The figures in Paul Chan’s work have frequently been subject to powerful outside forces. In the large-scale animated video Happiness (Finally) After 35,000 Years of Civilization (After Henry Darger and Charles Fourier) (1999–2003), which helped garner Chan initial acclaim, a group of prepubescent girls with origins in Darger’s writings are threatened by a war raging around them. Every object in The 7 Lights series (2005–07) of digital projections is subject to the same gravitational pull. The physical and sexual violence depicted in black-and-white silhouette in the mural-sized and nearly six-hour-long digital video projection Sade for Sade’s sake (2009), created in the wake of the Abu Ghraib torture revelations, is larger than any one person; rather, it is institutional and endemic. Even Chan’s more documentary-style video essay, Baghdad in No Particular Order (2003), was shot during a visit to Iraq and ominously foretells a war that would leave hundreds of thousands dead and a country in near total ruin.

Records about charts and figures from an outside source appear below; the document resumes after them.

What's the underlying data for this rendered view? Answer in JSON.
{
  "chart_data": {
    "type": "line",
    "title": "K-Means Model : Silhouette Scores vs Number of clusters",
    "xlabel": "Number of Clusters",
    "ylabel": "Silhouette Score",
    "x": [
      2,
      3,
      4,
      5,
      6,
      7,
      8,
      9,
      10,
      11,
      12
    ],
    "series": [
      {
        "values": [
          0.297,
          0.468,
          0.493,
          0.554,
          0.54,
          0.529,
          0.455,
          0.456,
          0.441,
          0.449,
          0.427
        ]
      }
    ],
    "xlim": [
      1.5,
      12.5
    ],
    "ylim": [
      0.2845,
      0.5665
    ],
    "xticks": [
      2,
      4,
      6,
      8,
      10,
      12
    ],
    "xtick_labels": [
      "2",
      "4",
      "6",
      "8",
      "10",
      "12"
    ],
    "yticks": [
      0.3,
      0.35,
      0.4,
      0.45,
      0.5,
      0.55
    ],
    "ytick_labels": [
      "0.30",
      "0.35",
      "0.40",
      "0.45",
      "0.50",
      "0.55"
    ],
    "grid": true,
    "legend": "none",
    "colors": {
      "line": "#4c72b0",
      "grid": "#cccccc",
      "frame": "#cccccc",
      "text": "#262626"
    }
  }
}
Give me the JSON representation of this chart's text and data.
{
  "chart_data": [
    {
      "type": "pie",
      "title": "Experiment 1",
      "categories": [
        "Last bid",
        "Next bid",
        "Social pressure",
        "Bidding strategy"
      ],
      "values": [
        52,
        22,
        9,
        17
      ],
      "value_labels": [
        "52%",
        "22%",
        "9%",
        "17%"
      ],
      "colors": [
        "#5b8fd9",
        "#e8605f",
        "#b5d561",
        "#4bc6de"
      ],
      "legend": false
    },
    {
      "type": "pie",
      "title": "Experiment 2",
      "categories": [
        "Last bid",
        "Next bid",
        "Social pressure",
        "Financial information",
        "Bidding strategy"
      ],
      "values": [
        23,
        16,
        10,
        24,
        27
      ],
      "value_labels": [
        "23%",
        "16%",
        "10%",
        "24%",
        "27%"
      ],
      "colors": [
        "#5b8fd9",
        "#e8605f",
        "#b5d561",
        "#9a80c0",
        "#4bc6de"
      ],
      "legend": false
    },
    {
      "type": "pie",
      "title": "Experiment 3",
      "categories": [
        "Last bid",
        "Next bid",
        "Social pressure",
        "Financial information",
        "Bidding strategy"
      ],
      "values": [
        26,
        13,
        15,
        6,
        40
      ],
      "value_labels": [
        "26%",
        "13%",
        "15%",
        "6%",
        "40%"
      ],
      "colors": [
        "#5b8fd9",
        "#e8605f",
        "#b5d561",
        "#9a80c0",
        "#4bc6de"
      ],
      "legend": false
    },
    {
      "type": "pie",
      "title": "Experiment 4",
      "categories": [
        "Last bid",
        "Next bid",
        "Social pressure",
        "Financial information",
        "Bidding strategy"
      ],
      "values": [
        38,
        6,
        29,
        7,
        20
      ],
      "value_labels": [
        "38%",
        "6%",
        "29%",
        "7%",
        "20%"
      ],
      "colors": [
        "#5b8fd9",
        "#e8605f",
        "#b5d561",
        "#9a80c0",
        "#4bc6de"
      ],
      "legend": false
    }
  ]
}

It is understandable that Chan eventually took a hiatus from these labor-intensive screen-based projects, and from the ubiquity of screens in general, while continuing to think about the centrality of images in a rapidly digitizing world. Recently, he has been producing bodies of work that he describes as moving images without a screen. Part of a larger collection of the “Breathers” figures that he debuted at Greene Naftali in 2017, Chan’s current exhibition includes a group called “Bathers.” Both sets feature humanoid shapes made from nylon fabric positioned over black industrial fans that blow them to and fro—another example of individuals at the mercy of external influences. In 2017, these Breathers were mostly black and white, and some of the latter—including a small family—looked to be wearing Klansman hoods.

In contrast, the current collection is brighter and more colorful, as if ready for the beach or pool. Some wear parts of bathing suits and hold pieces of fabric meant to serve as towels. Yet these undulating figures do not seem to be having tons of fun, or maybe they are having the kind of coerced enthusiasm that can be exhausting to experience. After all, when the fans are on, the Bathers rarely rest. Some flap more wildly, while others gyrate or sway, and Chan has experimented with various shapes, materials, and velocities so that he can control their movements. These Bathers are also more vulnerable and exposed than previous Breathers, who had a quality of self-containment in being placed on stages, plinths, or jutting from the wall, and whose hooded versions projected a sense of menace.

Of the current crop, La Baigneur 7 (Teenyelemachus) (2018) is the most somber. Made with black nylon and holding a piece of fabric in clasped arms that bows the figure slightly forward, it moves less frantically and at times struggles to stay upright. It is surrounded by different worn shoes filled with concrete and plugged into each other with extension cords—a recent motif in Chan’s work that may indicate the serious responsibility, or possibly just the burden, of living in an increasingly interconnected world simultaneously pervaded by displacement. Across from this figure are four interconnected ones (Katabasis [2019]) joined by the arms, whose movements make them look to be engaged in a dance or maybe a minor struggle. One wears a tank top with Thomas Hobbes’s famous phrase “the war of all against all” printed in Latin. The solitary Bropheus (2019) also wears a shirt which says “I love you, man” in German as it floats above a piece of fabric printed with the packaging for prescription opioids. The three blue, yellow, and teal figures constituting Khara En Tria (Joyer in 3) (2019) move playfully and exuberantly, coming closest to the pleasure that the notion of a bather is meant to evoke. They celebrate difference in their linkage. Conversely, Los Baigneur (Poordysseus) (2018) bangs against the vertical wood-and-glass vitrine inside which it is entrapped and on display, a study of limited means (slyly signaled by the subtitle) and agency.

Concurrently on display (until January 12, 2020) at the Guggenheim Museum in New York City is Chan’s contribution to the exhibition “Artistic License: Six Takes on the Guggenheim Collection,” for which the museum asked six artists to curate small shows from its collection. Chan’s is entitled “Sex, Water, Salvation, or What Is a Bather?” and asks that joy and pleasure accompany political resistance to a world on fire. Alongside the Bathers at Greene Naftali are paintings on unstretched canvases hung like towels from wood rods. They abstract and dissect physical shapes and motions from the kinetic figures on display, and bear a resemblance in form and color to Henri Matisse’s cut-outs. In the back gallery is a striking set of small, stuffed, and static versions of the Bathers; they are placed on shelves from which also dangle scraps of yoga mats, fabric, mesh, and an Opening Ceremony tote bag. Like the Bathers, none have a discernible head. The hope of imagining a better world and the pessimism at its possibility, the difficulty in separating pleasure from violence, and the effort to empower individuals and collectives in the face of overwhelming structural odds have each been important components of Chan’s work from the beginning. What has changed most dramatically is his desire not to watch all of this unfold onscreen.